Sans porter atteinte à cette disposition, l’élaboration du droit sur la responsabilité civile reste à la discrétion des Etats parties, y compris la détermination du type de responsabilité. En effet, en application de leur devoir d’adopter les mesures légales internes nécessaires pour appliquer le Protocole additionnel, les Etats aborderont la « norme de responsabilité », c’est-à-dire s’il s’agit de responsabilité objective ou de responsabilité pour faute. Cette norme est intéressante dans l’état actuel du droit international car le régime de responsabilité du Protocole additionnel ferait coexister des normes de responsabilité objective, basée sur l’occurrence d’un dommage et un lien de causalité avec l’organisme modifié, et des normes de responsabilité basées sur le comportement de l’opérateur et sa possible faute dans la commission d’un dommage.

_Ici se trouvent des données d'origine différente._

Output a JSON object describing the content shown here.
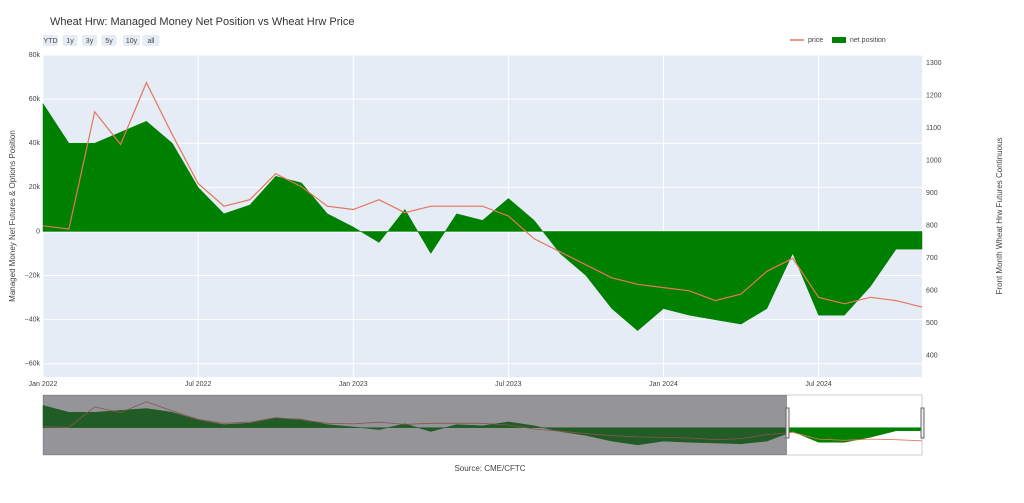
{
  "chart_data": {
    "type": "area-line",
    "title": "Wheat Hrw: Managed Money Net Position vs Wheat Hrw Price",
    "buttons": [
      "YTD",
      "1y",
      "3y",
      "5y",
      "10y",
      "all"
    ],
    "y_label": "Managed Money Net Futures & Options Position",
    "y2_label": "Front Month Wheat Hrw Futures Continuous",
    "source": "Source: CME/CFTC",
    "x": [
      "2022-01",
      "2022-02",
      "2022-03",
      "2022-04",
      "2022-05",
      "2022-06",
      "2022-07",
      "2022-08",
      "2022-09",
      "2022-10",
      "2022-11",
      "2022-12",
      "2023-01",
      "2023-02",
      "2023-03",
      "2023-04",
      "2023-05",
      "2023-06",
      "2023-07",
      "2023-08",
      "2023-09",
      "2023-10",
      "2023-11",
      "2023-12",
      "2024-01",
      "2024-02",
      "2024-03",
      "2024-04",
      "2024-05",
      "2024-06",
      "2024-07",
      "2024-08",
      "2024-09",
      "2024-10",
      "2024-11"
    ],
    "xlim": [
      "2022-01",
      "2024-11"
    ],
    "xticks": [
      {
        "value": "2022-01",
        "label": "Jan 2022"
      },
      {
        "value": "2022-07",
        "label": "Jul 2022"
      },
      {
        "value": "2023-01",
        "label": "Jan 2023"
      },
      {
        "value": "2023-07",
        "label": "Jul 2023"
      },
      {
        "value": "2024-01",
        "label": "Jan 2024"
      },
      {
        "value": "2024-07",
        "label": "Jul 2024"
      }
    ],
    "ylim": [
      -66000,
      80000
    ],
    "yticks": [
      {
        "value": -60000,
        "label": "−60k"
      },
      {
        "value": -40000,
        "label": "−40k"
      },
      {
        "value": -20000,
        "label": "−20k"
      },
      0,
      {
        "value": 20000,
        "label": "20k"
      },
      {
        "value": 40000,
        "label": "40k"
      },
      {
        "value": 60000,
        "label": "60k"
      },
      {
        "value": 80000,
        "label": "80k"
      }
    ],
    "y2lim": [
      335,
      1325
    ],
    "y2ticks": [
      400,
      500,
      600,
      700,
      800,
      900,
      1000,
      1100,
      1200,
      1300
    ],
    "grid": true,
    "legend": "top-right",
    "series": [
      {
        "name": "price",
        "color": "#e5765d",
        "axis": "y2",
        "kind": "line",
        "values": [
          800,
          790,
          1150,
          1050,
          1240,
          1080,
          930,
          860,
          880,
          960,
          920,
          860,
          850,
          880,
          840,
          860,
          860,
          860,
          830,
          760,
          720,
          680,
          640,
          620,
          610,
          600,
          570,
          590,
          660,
          700,
          580,
          560,
          580,
          570,
          550
        ]
      },
      {
        "name": "net position",
        "color": "#008000",
        "kind": "area",
        "values": [
          58000,
          40000,
          40000,
          45000,
          50000,
          40000,
          20000,
          8000,
          12000,
          25000,
          22000,
          8000,
          2000,
          -5000,
          10000,
          -10000,
          8000,
          5000,
          15000,
          5000,
          -10000,
          -20000,
          -35000,
          -45000,
          -35000,
          -38000,
          -40000,
          -42000,
          -35000,
          -10000,
          -38000,
          -38000,
          -25000,
          -8000,
          -8000
        ]
      }
    ]
  }
}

Ces progrès du Protocole additionnel n’impliquent toutefois pas une régulation de tous les aspects des dommages et de la responsabilité. Ainsi, il ne prévoit pas de normes sur le régime de preuves, ni sur le possible conflit de juridictions entre les parties à un différend, ni de dispositions sur les possibles conflits vis-à-vis de l’exécution d’une décision adoptée à l’étranger et à l’encontre d’une Partie au Protocole, ce qui renvoie à des règles externes et au droit international privé en vigueur.
En outre, le Protocole additionnel établit qu’il s’applique au dommage survenu dans des zones situées dans les limites de la juridiction nationale des Parties. Cependant, on pourrait se demander quelles seraient les règles applicables aux dommages causés aux zones situées au-delà de la juridiction des Etats, tels que la haute mer, l’outre-espace, l’atmosphère et les zones polaires. Le Protocole additionnel paraît les exclure, malgré l’importance que ces dommages représentent dans le futur, et cela continuerait de faire l’objet de régimes particuliers et fait partie des développements que le droit international devra considérer dans son avenir.
Il est important de relever l’importance du Protocole additionnel dans les efforts de la communauté des Etats pour développer le régime de responsabilité pour dommages environnementaux. La Conférence de Rio+20, à se réaliser en juin 2012, pourra sans doute servir de canalisateur de ces efforts et d’opportunité pour matérialiser les tendances et les préoccupations internationales en matière de protection de l’environnement.